アイツと同室になったのは運の悪さなのだろうか。
それとも八戒の計らいなのだろうか。
「風呂」
「…あ?」
「先に入ればって」
「…あぁ」
ベンチから立ち上がり踵を返す。
地面を睨み付けたままポケットに手を突っ込み、ヤツの脇を通りすぎた。
すれ違って数歩。
「……なぁ」
突然、背中にかけられた声にピタリと足を止めて振り返ると、俺と同じ様にポケットに手を突っ込んだままで紅の頭が空を見上げていた。
「…雨、降るな」
「…知るか」
悟浄の問い掛けに数秒の間を置いて返した俺の声と言葉は酷く冷たいもので。
その場にヤツを残して部屋へと向かった。
全身が震えるような寒さの中で外に居た為、芯まで冷えてしまった体を温めるべく足早に風呂場へと向かう。

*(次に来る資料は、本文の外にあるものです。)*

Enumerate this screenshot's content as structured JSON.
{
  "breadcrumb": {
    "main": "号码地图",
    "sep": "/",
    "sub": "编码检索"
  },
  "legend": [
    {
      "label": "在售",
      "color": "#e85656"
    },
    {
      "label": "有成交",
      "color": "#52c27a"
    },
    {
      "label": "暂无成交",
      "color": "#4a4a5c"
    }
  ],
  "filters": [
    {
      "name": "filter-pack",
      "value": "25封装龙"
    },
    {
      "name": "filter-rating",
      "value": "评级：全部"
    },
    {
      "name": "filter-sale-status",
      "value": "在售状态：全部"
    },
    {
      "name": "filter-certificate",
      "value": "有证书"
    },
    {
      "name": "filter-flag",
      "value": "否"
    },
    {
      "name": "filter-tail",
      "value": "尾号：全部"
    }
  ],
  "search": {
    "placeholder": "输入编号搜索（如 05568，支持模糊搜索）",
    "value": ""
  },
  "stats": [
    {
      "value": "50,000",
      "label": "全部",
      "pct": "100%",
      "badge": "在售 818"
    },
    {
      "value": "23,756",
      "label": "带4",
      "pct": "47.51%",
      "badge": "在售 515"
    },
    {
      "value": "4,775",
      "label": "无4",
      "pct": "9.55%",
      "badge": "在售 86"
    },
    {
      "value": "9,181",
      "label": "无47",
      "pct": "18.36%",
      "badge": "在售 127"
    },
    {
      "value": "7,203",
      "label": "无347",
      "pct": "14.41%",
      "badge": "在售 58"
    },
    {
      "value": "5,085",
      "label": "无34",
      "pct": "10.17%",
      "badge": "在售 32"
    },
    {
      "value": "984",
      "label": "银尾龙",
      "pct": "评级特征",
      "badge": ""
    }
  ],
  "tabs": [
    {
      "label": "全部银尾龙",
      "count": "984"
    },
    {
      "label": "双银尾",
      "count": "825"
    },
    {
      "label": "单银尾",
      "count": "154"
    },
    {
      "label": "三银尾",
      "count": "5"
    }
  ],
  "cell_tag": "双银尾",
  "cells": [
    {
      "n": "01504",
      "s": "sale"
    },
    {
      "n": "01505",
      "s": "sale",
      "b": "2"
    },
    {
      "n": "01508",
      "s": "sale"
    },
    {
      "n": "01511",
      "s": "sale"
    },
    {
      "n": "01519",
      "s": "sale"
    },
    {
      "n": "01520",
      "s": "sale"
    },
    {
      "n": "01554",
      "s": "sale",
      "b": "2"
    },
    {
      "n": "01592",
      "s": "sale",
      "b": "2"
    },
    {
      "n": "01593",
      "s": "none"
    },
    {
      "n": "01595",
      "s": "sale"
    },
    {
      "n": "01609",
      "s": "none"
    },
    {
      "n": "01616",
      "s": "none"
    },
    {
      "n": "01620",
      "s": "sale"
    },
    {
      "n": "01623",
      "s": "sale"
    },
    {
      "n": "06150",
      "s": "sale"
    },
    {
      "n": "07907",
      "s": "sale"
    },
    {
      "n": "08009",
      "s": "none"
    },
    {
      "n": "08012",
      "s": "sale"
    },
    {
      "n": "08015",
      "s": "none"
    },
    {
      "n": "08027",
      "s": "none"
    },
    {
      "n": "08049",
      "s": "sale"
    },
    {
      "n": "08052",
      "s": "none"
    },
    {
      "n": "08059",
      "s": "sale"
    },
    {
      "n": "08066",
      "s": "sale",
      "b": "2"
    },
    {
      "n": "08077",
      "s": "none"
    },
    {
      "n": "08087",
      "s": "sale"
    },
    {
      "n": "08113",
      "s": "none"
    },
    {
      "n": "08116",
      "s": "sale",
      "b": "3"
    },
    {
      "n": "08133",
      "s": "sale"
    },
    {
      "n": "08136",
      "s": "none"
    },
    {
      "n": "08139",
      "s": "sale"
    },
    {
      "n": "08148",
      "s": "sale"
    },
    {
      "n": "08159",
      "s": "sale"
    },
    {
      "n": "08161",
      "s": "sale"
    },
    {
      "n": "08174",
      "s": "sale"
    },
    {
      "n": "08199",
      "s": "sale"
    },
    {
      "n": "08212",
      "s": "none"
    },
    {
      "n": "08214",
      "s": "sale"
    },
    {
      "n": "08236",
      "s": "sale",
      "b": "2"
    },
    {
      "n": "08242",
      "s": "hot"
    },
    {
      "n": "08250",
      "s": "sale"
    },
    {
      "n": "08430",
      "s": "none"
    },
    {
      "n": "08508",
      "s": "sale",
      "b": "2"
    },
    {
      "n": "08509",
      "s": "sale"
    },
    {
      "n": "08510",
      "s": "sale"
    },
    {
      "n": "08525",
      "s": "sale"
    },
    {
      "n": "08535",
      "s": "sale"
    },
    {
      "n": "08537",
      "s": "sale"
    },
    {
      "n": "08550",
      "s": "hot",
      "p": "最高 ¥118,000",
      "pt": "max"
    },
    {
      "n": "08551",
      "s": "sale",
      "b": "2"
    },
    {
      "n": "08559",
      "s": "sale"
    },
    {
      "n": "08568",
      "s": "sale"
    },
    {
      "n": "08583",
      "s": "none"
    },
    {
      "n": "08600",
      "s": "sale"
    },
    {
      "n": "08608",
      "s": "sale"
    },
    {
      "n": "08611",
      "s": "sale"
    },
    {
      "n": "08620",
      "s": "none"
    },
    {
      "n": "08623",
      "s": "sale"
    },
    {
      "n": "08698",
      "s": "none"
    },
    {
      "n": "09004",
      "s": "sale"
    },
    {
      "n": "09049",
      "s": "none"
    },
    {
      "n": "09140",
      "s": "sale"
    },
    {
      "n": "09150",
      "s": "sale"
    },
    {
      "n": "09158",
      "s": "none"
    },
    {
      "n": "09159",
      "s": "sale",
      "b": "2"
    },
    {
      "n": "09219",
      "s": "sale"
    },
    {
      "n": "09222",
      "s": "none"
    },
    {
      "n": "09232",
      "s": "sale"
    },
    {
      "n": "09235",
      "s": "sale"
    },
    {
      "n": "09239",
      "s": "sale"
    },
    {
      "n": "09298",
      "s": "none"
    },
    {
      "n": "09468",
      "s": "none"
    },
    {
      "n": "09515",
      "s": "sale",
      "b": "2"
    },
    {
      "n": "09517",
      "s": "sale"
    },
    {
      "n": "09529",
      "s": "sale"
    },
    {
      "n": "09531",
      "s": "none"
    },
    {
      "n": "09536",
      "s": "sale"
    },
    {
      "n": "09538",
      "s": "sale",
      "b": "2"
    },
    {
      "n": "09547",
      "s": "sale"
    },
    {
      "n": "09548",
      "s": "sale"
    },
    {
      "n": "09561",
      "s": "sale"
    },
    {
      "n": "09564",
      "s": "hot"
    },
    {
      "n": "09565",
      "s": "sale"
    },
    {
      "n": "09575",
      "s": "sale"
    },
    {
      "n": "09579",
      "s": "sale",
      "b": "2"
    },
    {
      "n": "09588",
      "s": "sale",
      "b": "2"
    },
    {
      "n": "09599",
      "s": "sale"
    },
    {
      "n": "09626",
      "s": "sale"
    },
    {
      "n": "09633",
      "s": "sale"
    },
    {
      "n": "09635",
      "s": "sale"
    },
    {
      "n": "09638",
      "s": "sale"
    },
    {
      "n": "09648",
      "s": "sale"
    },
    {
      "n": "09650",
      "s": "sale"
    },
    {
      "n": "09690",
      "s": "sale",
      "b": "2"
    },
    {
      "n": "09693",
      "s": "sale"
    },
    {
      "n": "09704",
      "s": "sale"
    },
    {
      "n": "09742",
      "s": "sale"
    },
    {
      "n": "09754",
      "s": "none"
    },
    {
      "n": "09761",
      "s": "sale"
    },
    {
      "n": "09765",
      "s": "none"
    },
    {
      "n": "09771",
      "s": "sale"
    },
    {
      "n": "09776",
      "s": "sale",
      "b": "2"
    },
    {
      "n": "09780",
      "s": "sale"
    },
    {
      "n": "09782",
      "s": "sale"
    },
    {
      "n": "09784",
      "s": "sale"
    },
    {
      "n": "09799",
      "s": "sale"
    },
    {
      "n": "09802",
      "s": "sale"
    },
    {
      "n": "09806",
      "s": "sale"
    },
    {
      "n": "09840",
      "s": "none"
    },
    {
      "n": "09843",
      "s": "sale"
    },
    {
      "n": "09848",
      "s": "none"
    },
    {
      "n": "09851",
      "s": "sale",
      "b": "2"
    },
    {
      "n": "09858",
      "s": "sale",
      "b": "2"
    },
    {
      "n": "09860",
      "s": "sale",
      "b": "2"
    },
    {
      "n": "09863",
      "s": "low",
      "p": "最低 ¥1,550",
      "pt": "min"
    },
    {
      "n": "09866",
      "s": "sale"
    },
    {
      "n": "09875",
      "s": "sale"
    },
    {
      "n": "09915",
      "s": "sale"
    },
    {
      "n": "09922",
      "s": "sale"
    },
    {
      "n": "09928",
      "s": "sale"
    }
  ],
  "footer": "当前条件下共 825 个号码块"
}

冷えた体と疲れた体を休ませる為、ゆったりと湯に浸かろうと思い、湯を張ることに決めた。
「………馬鹿か、アイツ」
思わず苦笑が漏れた。
浴室のドアを開ければもうもうとした温かな湯気が頬を包み込む。
「頼んでねぇよ…」
また苦笑を漏らせば早々に衣類を脱ぎ、ヤツが貯めた湯に浸かった。
ちゃぷん。
直ぐにのぼせてしまわぬように設定した俺の為の温度。
長くゆっくり浸かっていられるようにと気遣ったアイツの優しさ…だと思う。
口元まで湯に沈めて目を閉じた。
アイツは…
悟浄は、何故優しい…?
誰にでも優しいのは知っている。
俺にだけ優しいと都合の良い解釈をするのは間違えだろうか。
考えても無意味な思考が頭を駆け巡る。
「…ふん、馬鹿なのは俺か…?」
考えることも思うことも何も無い、はず。